NOTE: Going to www.yourdomain.com would take you to your custom start page. You can go straight to Google Docs by typing docs.yourdomain.com.

Set-Up & Adding Users
The default settings in Google Apps for Education automatically creates GMail accounts for each of your users (Think: username@yourdomain.com). Since we did not want our students to have GMail accounts, we chose to disable the GMail feature, along with GoogleTalk (Chat is blocked by our firewall anyway) and Calendar (our school site already has a calendar). This basically left Google Docs.

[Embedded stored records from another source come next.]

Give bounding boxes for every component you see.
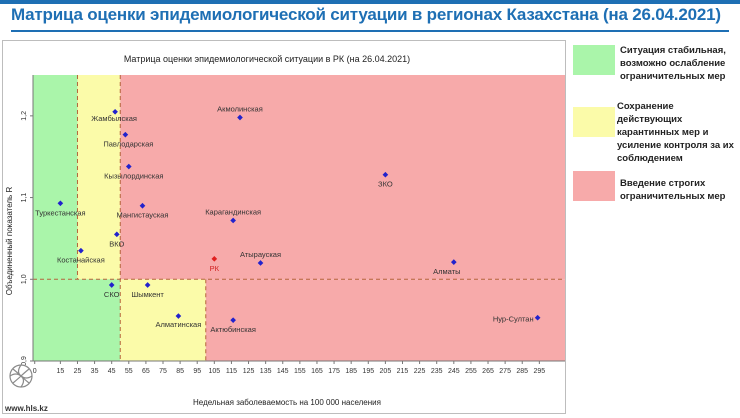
x-tick-label: 255 [465, 368, 477, 375]
x-tick-label: 25 [74, 368, 82, 375]
x-tick-label: 0 [33, 368, 37, 375]
x-tick-label: 15 [56, 368, 64, 375]
data-point [139, 202, 146, 209]
data-point [382, 171, 389, 178]
y-axis-label: Объединенный показатель R [5, 187, 14, 296]
y-tick-label: 1,2 [21, 111, 28, 121]
data-point [230, 317, 236, 323]
data-point-label: Шымкент [131, 290, 164, 299]
zone-red-upper [120, 75, 566, 280]
top-accent-bar [0, 0, 740, 4]
x-tick-label: 205 [380, 368, 392, 375]
x-tick-label: 295 [533, 368, 545, 375]
x-tick-label: 185 [345, 368, 357, 375]
data-point-label: Жамбылская [91, 114, 137, 123]
data-point [113, 231, 120, 238]
data-point-label: Кызылординская [104, 172, 163, 181]
legend-label-yellow: Сохранение действующих карантинных мер и… [617, 101, 734, 164]
x-tick-label: 55 [125, 368, 133, 375]
chart-frame: Матрица оценки эпидемиологической ситуац… [2, 40, 566, 414]
data-point-label: Туркестанская [35, 208, 85, 217]
data-point [144, 282, 151, 288]
x-tick-label: 85 [176, 368, 184, 375]
chart-title: Матрица оценки эпидемиологической ситуац… [124, 54, 410, 64]
data-point-label: Нур-Султан [493, 315, 534, 324]
zone-red-lower [205, 279, 565, 361]
data-point-label: Мангистауская [117, 211, 169, 220]
legend-swatch-red [573, 171, 615, 201]
x-tick-label: 225 [414, 368, 426, 375]
legend-swatch-yellow [573, 107, 615, 137]
data-point [237, 114, 243, 121]
x-tick-label: 125 [243, 368, 255, 375]
y-tick-label: 1,1 [21, 193, 28, 203]
x-tick-label: 235 [431, 368, 443, 375]
x-tick-label: 65 [142, 368, 150, 375]
data-point [175, 313, 182, 319]
data-point-label: Алматы [433, 267, 460, 276]
x-tick-label: 35 [91, 368, 99, 375]
x-tick-label: 285 [516, 368, 528, 375]
x-tick-label: 215 [397, 368, 409, 375]
legend-swatch-green [573, 45, 615, 75]
data-point [122, 131, 129, 138]
data-point-label: Алматинская [156, 320, 202, 329]
x-tick-label: 165 [311, 368, 323, 375]
zone-yellow-lower [120, 279, 206, 361]
data-point-label: РК [210, 264, 220, 273]
website-link[interactable]: www.hls.kz [5, 404, 48, 413]
data-point-label: Атырауская [240, 250, 281, 259]
data-point-label: Карагандинская [205, 207, 261, 216]
data-point-label: Актюбинская [210, 325, 255, 334]
data-point-label: ЗКО [378, 180, 393, 189]
x-tick-label: 115 [226, 368, 237, 375]
x-tick-label: 275 [499, 368, 511, 375]
scatter-chart: Матрица оценки эпидемиологической ситуац… [5, 54, 566, 407]
x-tick-label: 265 [482, 368, 494, 375]
x-tick-label: 95 [193, 368, 201, 375]
y-tick-label: 1,0 [21, 274, 28, 284]
zone-yellow-upper [77, 75, 121, 280]
data-point [230, 217, 236, 224]
x-tick-label: 45 [108, 368, 116, 375]
data-point-label: ВКО [109, 239, 124, 248]
data-point [112, 108, 118, 115]
x-tick-label: 175 [328, 368, 340, 375]
x-tick-label: 135 [260, 368, 272, 375]
x-tick-label: 145 [277, 368, 289, 375]
x-tick-label: 245 [448, 368, 460, 375]
x-tick-label: 105 [208, 368, 220, 375]
title-divider [11, 30, 729, 32]
x-tick-label: 195 [362, 368, 374, 375]
data-point [108, 282, 115, 288]
data-point [257, 260, 264, 266]
data-point [534, 314, 541, 321]
data-point-label: СКО [104, 290, 120, 299]
legend-label-red: Введение строгих ограничительных мер [620, 178, 726, 202]
data-point-label: Павлодарская [103, 140, 153, 149]
page-title: Матрица оценки эпидемиологической ситуац… [11, 5, 721, 24]
legend-label-green: Ситуация стабильная, возможно ослабление… [620, 45, 726, 82]
data-point [450, 259, 457, 265]
data-point-label: Акмолинская [217, 104, 263, 113]
y-tick-label: 0,9 [21, 356, 28, 366]
x-axis-label: Недельная заболеваемость на 100 000 насе… [193, 398, 381, 407]
x-tick-label: 155 [294, 368, 306, 375]
data-point-label: Костанайская [57, 256, 105, 265]
x-tick-label: 75 [159, 368, 167, 375]
data-point [125, 163, 132, 170]
hls-logo-icon [9, 364, 33, 388]
data-point [211, 256, 218, 262]
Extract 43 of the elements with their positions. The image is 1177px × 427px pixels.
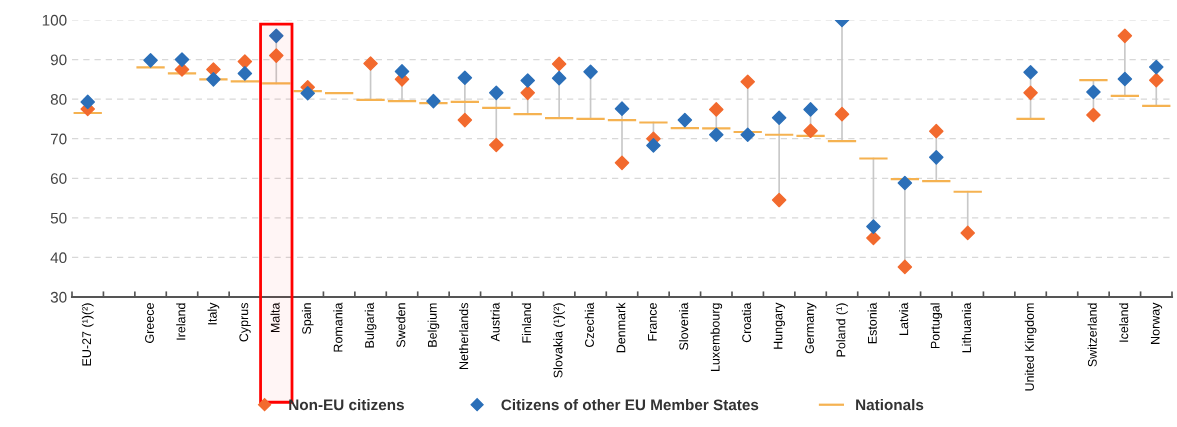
- y-tick-label: 60: [50, 173, 67, 184]
- x-tick-label: Hungary: [773, 302, 785, 349]
- x-tick-label: Italy: [207, 302, 220, 325]
- x-tick-label: Germany: [805, 302, 817, 354]
- x-tick-label: Finland: [521, 303, 532, 343]
- x-tick-label: Portugal: [930, 303, 943, 349]
- x-tick-label: France: [648, 303, 657, 341]
- x-tick-label: Lithuania: [961, 302, 972, 353]
- x-tick-label: Denmark: [616, 302, 626, 353]
- legend-label: Citizens of other EU Member States: [501, 399, 759, 411]
- x-tick-label: EU-27 (¹)(²): [81, 303, 94, 366]
- x-tick-label: Malta: [270, 302, 280, 333]
- legend-label: Non-EU citizens: [289, 399, 404, 411]
- y-tick-label: 80: [50, 94, 67, 105]
- x-tick-label: Spain: [301, 303, 314, 334]
- x-tick-label: Luxembourg: [710, 303, 723, 372]
- x-tick-label: Croatia: [741, 302, 752, 343]
- x-tick-label: Poland (¹): [836, 303, 848, 357]
- x-tick-label: Latvia: [899, 302, 909, 335]
- y-tick-label: 40: [50, 252, 67, 264]
- x-tick-label: United Kingdom: [1024, 303, 1037, 391]
- legend-label: Nationals: [856, 399, 924, 411]
- y-tick-label: 30: [50, 291, 67, 303]
- y-tick-label: 100: [42, 14, 67, 26]
- x-tick-label: Slovakia (¹)(²): [553, 303, 565, 378]
- y-tick-label: 50: [50, 212, 67, 224]
- x-tick-label: Norway: [1150, 302, 1163, 344]
- x-tick-label: Estonia: [867, 302, 877, 344]
- x-tick-label: Bulgaria: [364, 302, 377, 348]
- x-tick-label: Iceland: [1119, 303, 1129, 342]
- x-tick-label: Switzerland: [1087, 303, 1097, 367]
- x-tick-label: Netherlands: [459, 303, 469, 369]
- x-tick-label: Czechia: [584, 302, 594, 348]
- x-tick-label: Sweden: [396, 303, 406, 348]
- x-tick-label: Austria: [490, 302, 500, 342]
- x-tick-label: Belgium: [427, 303, 440, 347]
- x-tick-label: Romania: [333, 302, 343, 352]
- x-tick-label: Cyprus: [239, 303, 251, 342]
- y-tick-label: 90: [50, 54, 67, 66]
- x-tick-label: Ireland: [176, 303, 186, 340]
- x-tick-label: Slovenia: [679, 302, 689, 350]
- y-tick-label: 70: [50, 133, 67, 145]
- x-tick-label: Greece: [145, 303, 154, 343]
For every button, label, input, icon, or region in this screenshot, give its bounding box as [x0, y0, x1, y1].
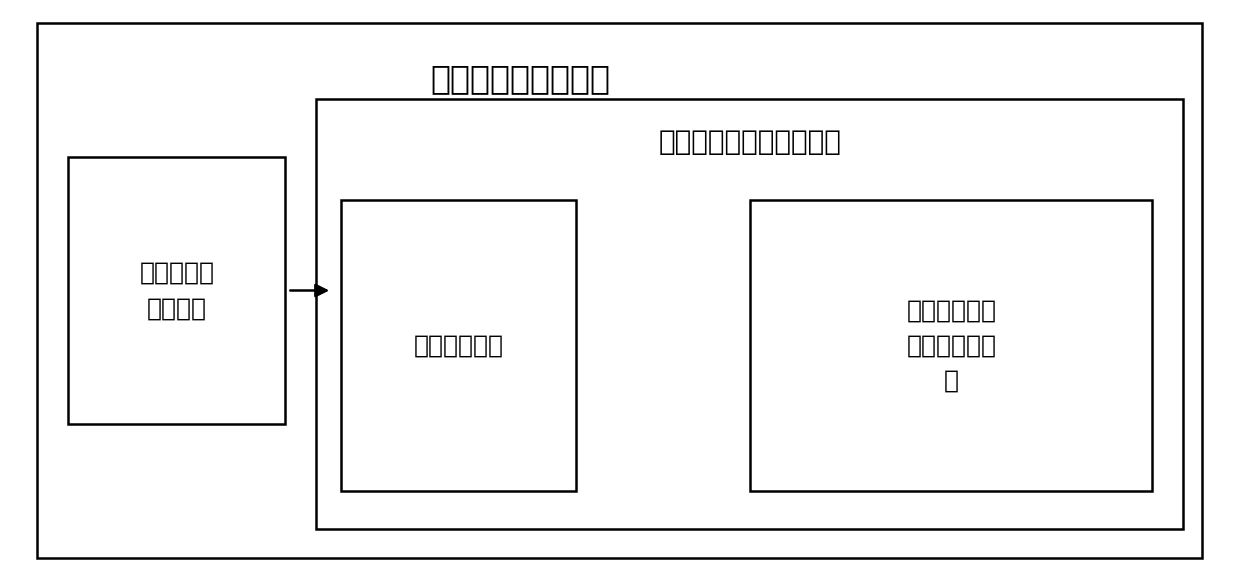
Text: 传感器信号编码处理模块: 传感器信号编码处理模块 — [658, 128, 841, 156]
Text: 传感器信号处理装置: 传感器信号处理装置 — [430, 62, 611, 95]
Text: 传感器信号
编码模块: 传感器信号 编码模块 — [140, 261, 214, 320]
Bar — [68, 157, 285, 424]
Bar — [750, 200, 1152, 491]
Bar — [341, 200, 576, 491]
Text: 位置计算模块: 位置计算模块 — [414, 333, 503, 358]
Text: 启动、旋转方
向变化处理模
块: 启动、旋转方 向变化处理模 块 — [907, 298, 996, 393]
Bar — [316, 99, 1183, 529]
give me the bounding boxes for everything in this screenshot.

To get our students into the system I was able to export their usernames from our learning system into an Excel CSV file, tweak the spreadsheet a little so it looks like the one below, and upload them to our Google site. For student passwords I just assigned them a generic password and checked a box that requires them to change it the first time they login.

Our First Project
Our 6th grade history teacher wanted his students to collaborate on their class notes for his lesson on the Age of Pericles. He created a Google Presentation with a single question on each slide. We decided it would be easier for a first project to have students each working on their own slide as opposed to editing over each other on the same text document. That presentation was copied multiple times – one for each group of 4 or 5 students. Students were were then invited to collaborate on their copy of the presentation.

For the introductory lesson we just showed students how to login and access the presentation. Even though their usernames had already been imported to our Google system, for their first login they still had to do two levels of “type the squiggly word” and click on the “agree to terms” button to verify their account. We showed them the Common Craft Google Docs video to give the kids an idea how Google Docs work. Then we showed them how to open & edit their copy of the presentation. Student groups had to decide who was going to work on which slide. Their assignment was to go home and work on their questions so their answers could be shared in class the next day.

What was the first thing they all started doing? Changing the themes and watching the screen change on each of the PC’s in their group. I’ve to to admit, that is kind of empowering – and fun. The next day, out of three class periods, all but 2 or 3 students had completed their assignment.

NOTE: The ones that didn’t finish had copied the web site incorrectly in their assignment book.